さっき撒いた粉のせいで、精霊の力を乱されるんだろう? そう簡単には、脱出できんぞ。
強情張ってないで、まずは話を聞け。」
「話を、聞けだとぉ!? てめえが言うなぁ!」
「いちいち文句の多い奴だな……」
やかましく、しばらくの間やり取りがあったものの、とりあえず対話のテーブルにつくことにはモンクバッカ達も応じた。
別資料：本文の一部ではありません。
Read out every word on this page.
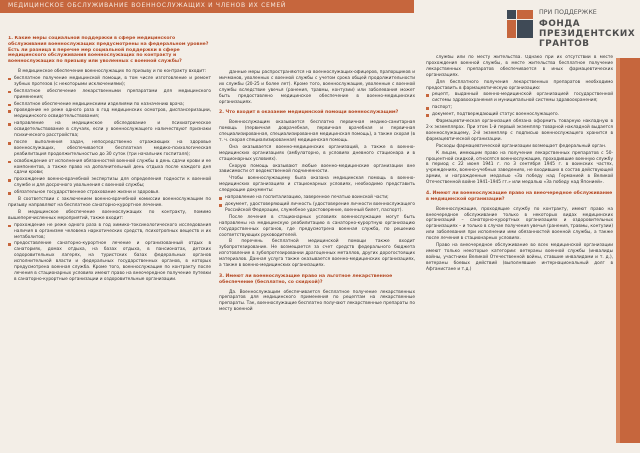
МЕДИЦИНСКОЕ ОБСЛУЖИВАНИЕ ВОЕННОСЛУЖАЩИХ И ЧЛЕНОВ ИХ СЕМЕЙ
ПРИ ПОДДЕРЖКЕ
ФОНДА
ПРЕЗИДЕНТСКИХ
ГРАНТОВ
1. Какие меры социальной поддержки в сфере медицинского обслуживания военнослужащих предусмотрены на федеральном уровне? Есть ли разница в перечне мер социальной поддержки в сфере медицинского обслуживания военнослужащих по контракту и военнослужащих по призыву или уволенных с военной службы?
В медицинское обеспечение военнослужащих по призыву и по контракту входит:
бесплатное получение медицинской помощи, в том числе изготовление и ремонт зубных протезов (с некоторыми исключениями);
бесплатное обеспечение лекарственными препаратами для медицинского применения;
бесплатное обеспечение медицинскими изделиями по назначению врача;
проведение не реже одного раза в год медицинских осмотров, диспансеризации, медицинского освидетельствования;
направление на медицинское обследование и психиатрическое освидетельствование в случаях, если у военнослужащего наличествуют признаки психического расстройства;
после выполнения задач, непосредственно отражающих на здоровье военнослужащих, обеспечивается бесплатная медико-психологическая реабилитация продолжительностью до 30 суток (три начальник госпиталя);
освобождение от исполнения обязанностей военной службы в день сдачи крови и ее компонентов, а также право на дополнительный день отдыха после каждого дня сдачи крови;
прохождение военно-врачебной экспертизы для определения годности к военной службе и для досрочного увольнения с военной службы;
обязательное государственное страхование жизни и здоровья.
В соответствии с заключением военно-врачебной комиссии военнослужащим по призыву направляют на бесплатное санаторно-курортное лечение.
В медицинское обеспечение военнослужащих по контракту, помимо вышеперечисленных мероприятий, также входит:
прохождение не реже одного раза в год химико-токсикологического исследования наличия в организме человека наркотических средств, психотропных веществ и их метаболитов;
предоставление санаторно-курортное лечение и организованный отдых в санаториях, домах отдыха, на базах отдыха, в пансионатах, детских оздоровительных лагерях, на туристских базах федеральных органов исполнительной власти и федеральных государственных органов, в которых предусмотрена военная служба. Кроме того, военнослужащие по контракту после лечения в стационарных условиях имеют право на внеочередное получение путевки в санаторно-курортные организации и оздоровительные организации.
Данные меры распространяются на военнослужащих-офицеров, прапорщиков и мичманов, уволенных с военной службы с учетом срока общей продолжительности их службы (20-25 и более лет). Кроме того, военнослужащие, уволенные с военной службы вследствие увечья (ранения, травмы, контузии) или заболевания может быть предоставлено медицинское обеспечение в военно-медицинских организациях.
2. Что входит в оказание медицинской помощи военнослужащим?
Военнослужащим оказывается бесплатно первичная медико-санитарная помощь (первичная доврачебная, первичная врачебная и первичная специализированная, специализированная медицинская помощь), а также скорая (в т. ч. скорая специализированная) медицинская помощь.
Она оказывается военно-медицинских организаций, а также в военно-медицинских организациях (амбулаторно, в условиях дневного стационара и в стационарных условиях).
Скорую помощь оказывают любые военно-медицинские организации вне зависимости от ведомственной подчиненности.
Чтобы военнослужащему была оказана медицинская помощь в военно-медицинских организациях и стационарных условиях, необходимо представить следующие документы:
направление на госпитализацию, заверенное печатью воинской части;
документ, удостоверяющий личность (удостоверение личности военнослужащего Российской Федерации, служебное удостоверение, военный билет, паспорт).
После лечения в стационарных условиях военнослужащие могут быть направлены на медицинскую реабилитацию в санаторно-курортную организацию государственных органов, где предусмотрена военная служба, по решению соответствующих руководителей.
В перечень бесплатной медицинской помощи также входит зубопротезирование. Не возмещается за счет средств федерального бюджета изготовление в зубопротезировании драгоценных металлов, других дорогостоящих материалов. Данная услуга также оказывается военно-медицинских организациях, а также в военно-медицинских организациях.
3. Имеют ли военнослужащие право на льготное лекарственное обеспечение (бесплатно, со скидкой)?
Да. Военнослужащим обеспечивается бесплатное получение лекарственных препаратов для медицинского применения по рецептам на лекарственные препараты. Так, военнослужащие бесплатно получают лекарственные препараты по месту военной
службы или по месту жительства. Однако при их отсутствии в месте прохождения военной службы, в месте жительства бесплатное получение лекарственных препаратов обеспечивается в иных фармацевтических организациях.
Для бесплатного получения лекарственных препаратов необходимо предоставить в фармацевтическую организацию:
рецепт, выданный военно-медицинской организацией государственной системы здравоохранения и муниципальной системы здравоохранения;
паспорт;
документ, подтверждающий статус военнослужащего.
Фармацевтическая организация обязана оформить товарную накладную в 2-х экземплярах. При этом 1-й первый экземпляр товарной накладной выдается военнослужащему, 2-й экземпляр с подписью военнослужащего хранится в фармацевтической организации.
Расходы фармацевтической организации возмещает федеральный орган.
К лицам, имеющим право на получение лекарственных препаратов с 50-процентной скидкой, относятся военнослужащие, проходившие военную службу в период с 22 июня 1941 г. по 3 сентября 1945 г. в воинских частях, учреждениях, военно-учебных заведениях, не входивших в состав действующей армии, и награжденные медалью «За победу над Германией в Великой Отечественной войне 1941–1945 гг.» или медалью «За победу над Японией».
4. Имеют ли военнослужащие право на внеочередное обслуживание в медицинской организации?
Военнослужащие, проходящие службу по контракту, имеют право на внеочередное обслуживание только в некоторых видах медицинских организаций – санаторно-курортных организациях и оздоровительных организациях – и только в случае получения увечья (ранения, травмы, контузии) или заболевания при исполнении ими обязанностей военной службы, а также после лечения в стационарных условиях.
Право на внеочередное обслуживание во всех медицинской организации имеют только некоторые категории: ветераны военной службы (инвалиды войны, участники Великой Отечественной войны, ставшие инвалидами и т. д.), ветераны боевых действий (выполнявшие интернациональный долг в Афганистане и т.д.)
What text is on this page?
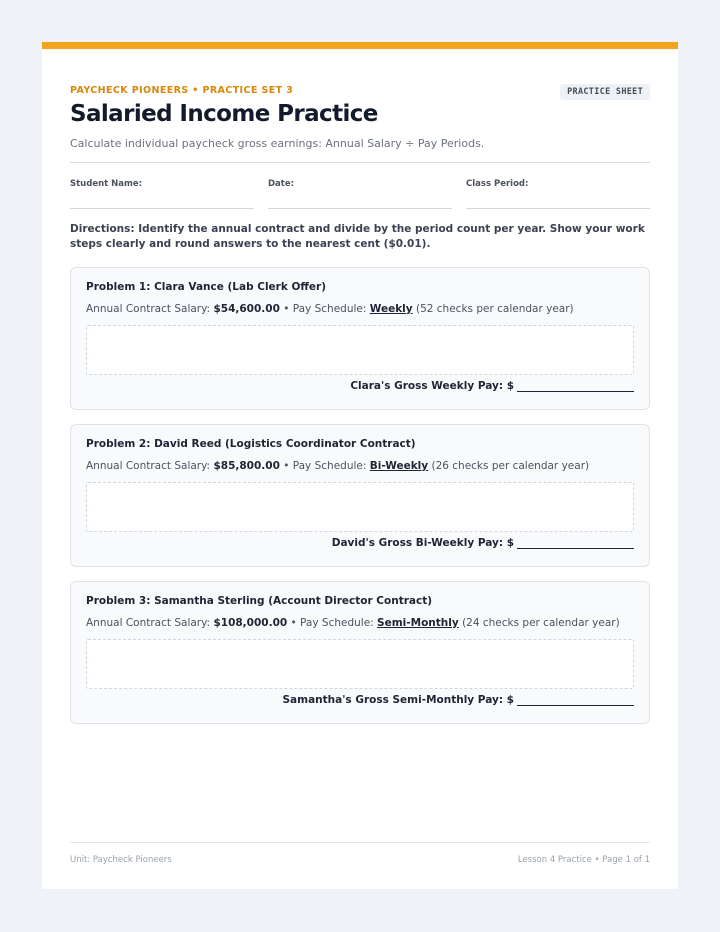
PAYCHECK PIONEERS • PRACTICE SET 3	PRACTICE SHEET
Salaried Income Practice
Calculate individual paycheck gross earnings: Annual Salary ÷ Pay Periods.
Student Name:	Date:	Class Period:
Directions: Identify the annual contract and divide by the period count per year. Show your work steps clearly and round answers to the nearest cent ($0.01).
Problem 1: Clara Vance (Lab Clerk Offer)
Annual Contract Salary: $54,600.00 • Pay Schedule: Weekly (52 checks per calendar year)
Clara's Gross Weekly Pay: $
Problem 2: David Reed (Logistics Coordinator Contract)
Annual Contract Salary: $85,800.00 • Pay Schedule: Bi-Weekly (26 checks per calendar year)
David's Gross Bi-Weekly Pay: $
Problem 3: Samantha Sterling (Account Director Contract)
Annual Contract Salary: $108,000.00 • Pay Schedule: Semi-Monthly (24 checks per calendar year)
Samantha's Gross Semi-Monthly Pay: $
Unit: Paycheck Pioneers	Lesson 4 Practice • Page 1 of 1
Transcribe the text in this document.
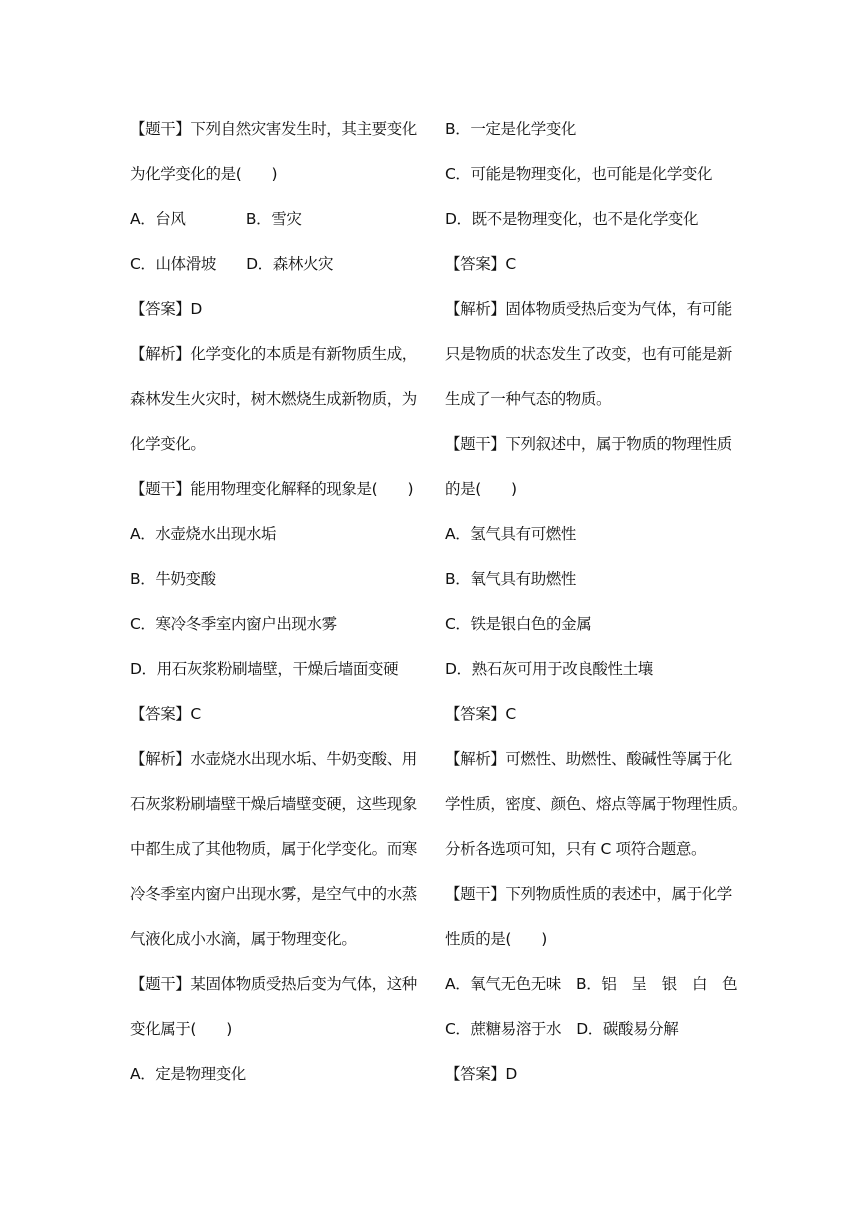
【题干】下列自然灾害发生时，其主要变化
为化学变化的是(　　)
A．台风　　　　B．雪灾
C．山体滑坡　　D．森林火灾
【答案】D
【解析】化学变化的本质是有新物质生成，
森林发生火灾时，树木燃烧生成新物质，为
化学变化。
【题干】能用物理变化解释的现象是(　　)
A．水壶烧水出现水垢
B．牛奶变酸
C．寒冷冬季室内窗户出现水雾
D．用石灰浆粉刷墙壁，干燥后墙面变硬
【答案】C
【解析】水壶烧水出现水垢、牛奶变酸、用
石灰浆粉刷墙壁干燥后墙壁变硬，这些现象
中都生成了其他物质，属于化学变化。而寒
冷冬季室内窗户出现水雾，是空气中的水蒸
气液化成小水滴，属于物理变化。
【题干】某固体物质受热后变为气体，这种
变化属于(　　)
A．定是物理变化
B．一定是化学变化
C．可能是物理变化，也可能是化学变化
D．既不是物理变化，也不是化学变化
【答案】C
【解析】固体物质受热后变为气体，有可能
只是物质的状态发生了改变，也有可能是新
生成了一种气态的物质。
【题干】下列叙述中，属于物质的物理性质
的是(　　)
A．氢气具有可燃性
B．氧气具有助燃性
C．铁是银白色的金属
D．熟石灰可用于改良酸性土壤
【答案】C
【解析】可燃性、助燃性、酸碱性等属于化
学性质，密度、颜色、熔点等属于物理性质。
分析各选项可知，只有 C 项符合题意。
【题干】下列物质性质的表述中，属于化学
性质的是(　　)
A．氧气无色无味　B．铝　呈　银　白　色
C．蔗糖易溶于水　D．碳酸易分解
【答案】D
「そろそろ、先ほどの阻害の粉末も舞っていないでしょう。飛べるんじゃないですか。」
イーオットが口にする。
「お、ああ。浮くことぐらいは、できるようだ……。」
「一体、どういう粉末なのだ? 破精術が込められているわけでも、なさそうだが……」
「お前ら、ちっとは反省してんのか。こんなしょうもない手でやられたんだぞ。」
相変わらず、モンクバッカは連れの二人を叱りつけていた。
「自分も一緒に落ちたわりには、他人に厳しいのですね。」
「うるせぇ! 俺達のことに、口出しすんじゃねぇ!」
ミツルギが、やや不思議そうにイーオットに尋ねる。
「イーオット殿は、我々には紳士的なのに、どうしてこの連中にはそう突っかかるのだ。」
「いやぁ、お恥ずかしい。夢魔の一族と言えば、イジュワールの手下ですからね。あのお婆さんには、私たちも結構ひどい目に遭わされていたので、つい。」
「つい……?」
「つい、八つ当たりを。」
「八つ当たりなのか……」
「八つ当たりなのかよ!?」
ミツルギのつぶやきに重なるように、穴の中からも声が響いてきた。
シュッツコイが、眉尻を下げて問いかける。
「……ちなみに、俺は、ニングルムの部隊長だった男なんだが……」
「ああ、シュッツコイ様は、イジュワールの指示に従っただけなのでしょう?」
「扱いが、えらく違うじゃねーか、おい!!」
ようやく、穴の縁まで這いあがってきたモンクバッカである。
残りの二人も、泥まみれにはなっているものの、何とか脱出してきている。
「他人の家の庭に、土足で踏み込むような人間を歓待するわけないじゃないですか。」
イーオットは、言いながら、何かの術を発動させる。
白い湯気のようなものが三人を包み込み、小さな渦のように流れ始める。
「お、おぃ! なんだこれは!」
「ただの湯洗いですよ。泥で、庭を汚されては困りますからね。」
シュッツコイも、諦めたように、声を掛ける。
「さっきも言ったが、冷水じゃないだけ、マシだと思っておけよ。」
イーオットのサービスは、温風による乾燥までおまけされたものであったが、モンクバッカの機嫌はあまり改善されないのであった。
「で、何の話を聞けっつうんだよ。」
サブタイトル的なものをつけてみました。
また取ってしまうかもしれません。